Though he admits he is not sure if every initiative is affecting performance, all are a response to the urgings of fellow members of ACE. As he explains, making a commitment to do something one month and then being questioned on whether you actually did it at the next month's meeting puts a lot of pressure on people like him to keep trying things.

Mr Smallridge is just one of more than 100 business leaders who have signed up for the academy since it was launched in Letchworth, Hertfordshire, 18 months ago. An outgrowth of the much longer-established, and US-based TEC International, the academy is, says Sue Cheshire, its chief executive, a means for leaders to give and receive genuinely independent feedback.

Though primarily aimed at owner-managers running businesses with turnover of a few million pounds, the organisation also appeals to executives in much larger organisations with boards and other corporate support on the grounds that it is, says Ms Cheshire, "like having a non-executive board but without the baggage".

As with TEC, members pay a subscription and join a group of about 14 others from non-competing companies. Each group has a chairman who, as well as taking charge of the montly, all-day meeting, visits each member once a month.

Besides the opportunity to receive advice from people who might have been in a similar situation in the past, members are attracted by the chance of being able to balance their own skills with those of others, and of being put in a position to assess her or his organisation against others outside its sector.

Graham Thompson, who heads the UK branch of TEC International, reckons that the reason why both organisations are doing well in the current climate is that there is "a growing realisation that the people leading organisations need as much personal development as anybody else". Moreover, it is acknowledged that businesses can benefit if those heading them develop personally.

So, both organisations go in for a great deal of the sort of soul-searching - often about their personal lives as well as their businesses - that one would not expect hard-headed business leaders to favour.
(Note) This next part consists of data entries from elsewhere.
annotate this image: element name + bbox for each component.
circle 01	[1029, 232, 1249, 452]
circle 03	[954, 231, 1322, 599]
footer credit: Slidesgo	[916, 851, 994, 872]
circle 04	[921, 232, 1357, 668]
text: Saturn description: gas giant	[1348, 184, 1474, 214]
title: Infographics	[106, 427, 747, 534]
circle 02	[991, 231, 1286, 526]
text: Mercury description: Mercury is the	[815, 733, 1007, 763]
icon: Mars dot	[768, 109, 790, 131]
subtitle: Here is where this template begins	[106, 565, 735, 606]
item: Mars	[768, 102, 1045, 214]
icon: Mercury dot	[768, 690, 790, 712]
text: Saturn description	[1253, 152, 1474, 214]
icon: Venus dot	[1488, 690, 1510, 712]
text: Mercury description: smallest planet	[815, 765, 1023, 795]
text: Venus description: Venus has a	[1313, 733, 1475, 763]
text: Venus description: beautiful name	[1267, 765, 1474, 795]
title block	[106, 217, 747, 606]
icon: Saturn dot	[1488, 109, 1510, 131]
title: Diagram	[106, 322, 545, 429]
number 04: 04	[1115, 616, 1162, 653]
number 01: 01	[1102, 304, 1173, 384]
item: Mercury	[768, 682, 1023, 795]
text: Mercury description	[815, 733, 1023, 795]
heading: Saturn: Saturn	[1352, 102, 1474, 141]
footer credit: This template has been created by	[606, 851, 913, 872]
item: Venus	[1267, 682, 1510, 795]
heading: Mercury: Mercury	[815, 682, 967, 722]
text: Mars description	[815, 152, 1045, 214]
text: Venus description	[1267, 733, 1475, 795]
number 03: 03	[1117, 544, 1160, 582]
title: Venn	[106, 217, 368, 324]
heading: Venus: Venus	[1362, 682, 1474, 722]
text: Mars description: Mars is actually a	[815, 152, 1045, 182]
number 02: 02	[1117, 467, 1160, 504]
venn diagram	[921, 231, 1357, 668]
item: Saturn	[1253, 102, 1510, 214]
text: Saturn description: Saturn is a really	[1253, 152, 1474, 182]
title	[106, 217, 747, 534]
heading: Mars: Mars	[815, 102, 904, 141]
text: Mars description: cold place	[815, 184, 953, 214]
Indeed, it is possible - when those involved are talking about issues that have to be confronted and their commitment to change - to imagine the monthly meetings as akin to Alcoholics Anonymous sessions.
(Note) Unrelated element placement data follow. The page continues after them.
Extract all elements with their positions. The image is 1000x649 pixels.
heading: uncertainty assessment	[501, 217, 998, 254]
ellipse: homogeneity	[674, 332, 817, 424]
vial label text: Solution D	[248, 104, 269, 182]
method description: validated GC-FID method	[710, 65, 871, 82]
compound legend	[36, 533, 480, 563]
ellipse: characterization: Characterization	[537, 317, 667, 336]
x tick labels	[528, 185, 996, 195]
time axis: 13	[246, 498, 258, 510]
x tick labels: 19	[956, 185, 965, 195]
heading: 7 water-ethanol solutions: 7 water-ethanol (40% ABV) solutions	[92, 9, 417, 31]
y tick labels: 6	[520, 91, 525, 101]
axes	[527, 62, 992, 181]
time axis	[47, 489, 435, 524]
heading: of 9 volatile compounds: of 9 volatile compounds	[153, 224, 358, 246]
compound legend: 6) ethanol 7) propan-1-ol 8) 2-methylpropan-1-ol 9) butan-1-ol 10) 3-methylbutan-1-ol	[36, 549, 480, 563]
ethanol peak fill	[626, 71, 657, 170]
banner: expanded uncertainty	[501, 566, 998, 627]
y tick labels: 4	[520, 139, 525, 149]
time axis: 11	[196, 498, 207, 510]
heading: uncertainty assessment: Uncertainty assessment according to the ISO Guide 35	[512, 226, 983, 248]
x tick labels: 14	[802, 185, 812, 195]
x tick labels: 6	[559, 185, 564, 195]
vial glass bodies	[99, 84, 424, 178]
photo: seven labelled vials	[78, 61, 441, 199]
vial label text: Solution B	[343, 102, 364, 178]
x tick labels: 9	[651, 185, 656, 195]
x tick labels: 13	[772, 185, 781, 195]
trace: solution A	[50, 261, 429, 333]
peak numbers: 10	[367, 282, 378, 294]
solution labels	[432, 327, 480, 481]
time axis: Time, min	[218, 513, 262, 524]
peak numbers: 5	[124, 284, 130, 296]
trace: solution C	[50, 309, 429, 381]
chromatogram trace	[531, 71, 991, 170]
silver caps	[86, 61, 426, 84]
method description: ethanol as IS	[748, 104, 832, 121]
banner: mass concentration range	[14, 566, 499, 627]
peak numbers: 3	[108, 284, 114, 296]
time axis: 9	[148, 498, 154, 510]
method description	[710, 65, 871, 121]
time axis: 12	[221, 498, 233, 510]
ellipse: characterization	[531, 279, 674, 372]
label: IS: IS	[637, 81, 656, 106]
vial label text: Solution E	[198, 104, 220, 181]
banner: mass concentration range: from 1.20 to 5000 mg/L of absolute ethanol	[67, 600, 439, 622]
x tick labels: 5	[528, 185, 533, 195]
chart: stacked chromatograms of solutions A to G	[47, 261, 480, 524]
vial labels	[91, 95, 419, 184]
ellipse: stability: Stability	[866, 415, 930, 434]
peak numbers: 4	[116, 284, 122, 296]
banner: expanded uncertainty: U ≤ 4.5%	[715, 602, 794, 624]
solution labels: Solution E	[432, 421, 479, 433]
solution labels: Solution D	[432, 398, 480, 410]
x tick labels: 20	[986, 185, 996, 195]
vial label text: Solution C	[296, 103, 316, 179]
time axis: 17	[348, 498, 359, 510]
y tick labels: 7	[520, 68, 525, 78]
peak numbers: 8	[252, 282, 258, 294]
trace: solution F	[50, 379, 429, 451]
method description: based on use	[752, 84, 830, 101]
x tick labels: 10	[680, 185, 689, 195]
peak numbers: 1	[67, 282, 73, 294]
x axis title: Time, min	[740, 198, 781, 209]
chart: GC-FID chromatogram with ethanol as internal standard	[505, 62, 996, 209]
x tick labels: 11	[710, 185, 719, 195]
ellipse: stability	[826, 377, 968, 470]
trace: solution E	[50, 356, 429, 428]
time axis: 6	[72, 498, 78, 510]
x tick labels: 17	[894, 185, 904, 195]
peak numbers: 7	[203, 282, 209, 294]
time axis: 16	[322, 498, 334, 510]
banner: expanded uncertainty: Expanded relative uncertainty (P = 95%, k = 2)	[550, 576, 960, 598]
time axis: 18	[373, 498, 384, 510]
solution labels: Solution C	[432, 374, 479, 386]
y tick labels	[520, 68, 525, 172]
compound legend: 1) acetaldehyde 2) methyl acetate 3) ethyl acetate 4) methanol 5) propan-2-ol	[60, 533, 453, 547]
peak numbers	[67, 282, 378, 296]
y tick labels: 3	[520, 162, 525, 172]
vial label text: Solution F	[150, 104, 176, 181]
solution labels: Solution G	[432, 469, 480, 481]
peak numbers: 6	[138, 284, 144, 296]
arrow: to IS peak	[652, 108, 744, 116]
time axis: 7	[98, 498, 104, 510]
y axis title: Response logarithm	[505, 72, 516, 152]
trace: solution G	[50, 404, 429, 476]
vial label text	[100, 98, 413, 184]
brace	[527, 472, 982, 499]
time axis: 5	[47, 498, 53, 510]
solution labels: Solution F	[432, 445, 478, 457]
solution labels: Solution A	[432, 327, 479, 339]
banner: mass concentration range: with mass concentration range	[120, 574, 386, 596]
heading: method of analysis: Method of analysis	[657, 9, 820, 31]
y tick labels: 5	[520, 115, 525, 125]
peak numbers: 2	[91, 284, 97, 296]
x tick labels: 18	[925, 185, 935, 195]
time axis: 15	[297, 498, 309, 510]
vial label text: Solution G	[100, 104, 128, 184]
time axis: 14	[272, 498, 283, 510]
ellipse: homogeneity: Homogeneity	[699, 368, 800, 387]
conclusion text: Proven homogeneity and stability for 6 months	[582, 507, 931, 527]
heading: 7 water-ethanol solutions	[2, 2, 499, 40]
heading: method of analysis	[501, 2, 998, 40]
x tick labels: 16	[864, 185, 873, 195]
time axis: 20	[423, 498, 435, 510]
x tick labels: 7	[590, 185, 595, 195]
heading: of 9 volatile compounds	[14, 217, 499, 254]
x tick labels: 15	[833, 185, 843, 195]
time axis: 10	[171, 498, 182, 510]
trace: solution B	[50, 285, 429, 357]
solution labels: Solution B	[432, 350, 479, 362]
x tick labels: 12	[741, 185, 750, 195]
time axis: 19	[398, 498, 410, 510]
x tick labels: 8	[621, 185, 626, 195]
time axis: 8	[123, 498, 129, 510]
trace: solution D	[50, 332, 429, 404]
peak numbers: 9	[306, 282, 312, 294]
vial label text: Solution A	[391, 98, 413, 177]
Ms Cheshire, who has previously run a business and been involved in the Government's Business Link programme, admits that "it is a difficult concept to sell to people". But she claims that for those who make "the leap of faith" it moves them from "just running a business to leading a business".

Peter Knight, managing director of Phoenix Advertising, a Surrey marketing services company, also sees the TEC meetings as "a very valuable part of the business process for me personally and the company. It's not a one-way thing. I feel that my experience is of value to others as much as their's might be to me."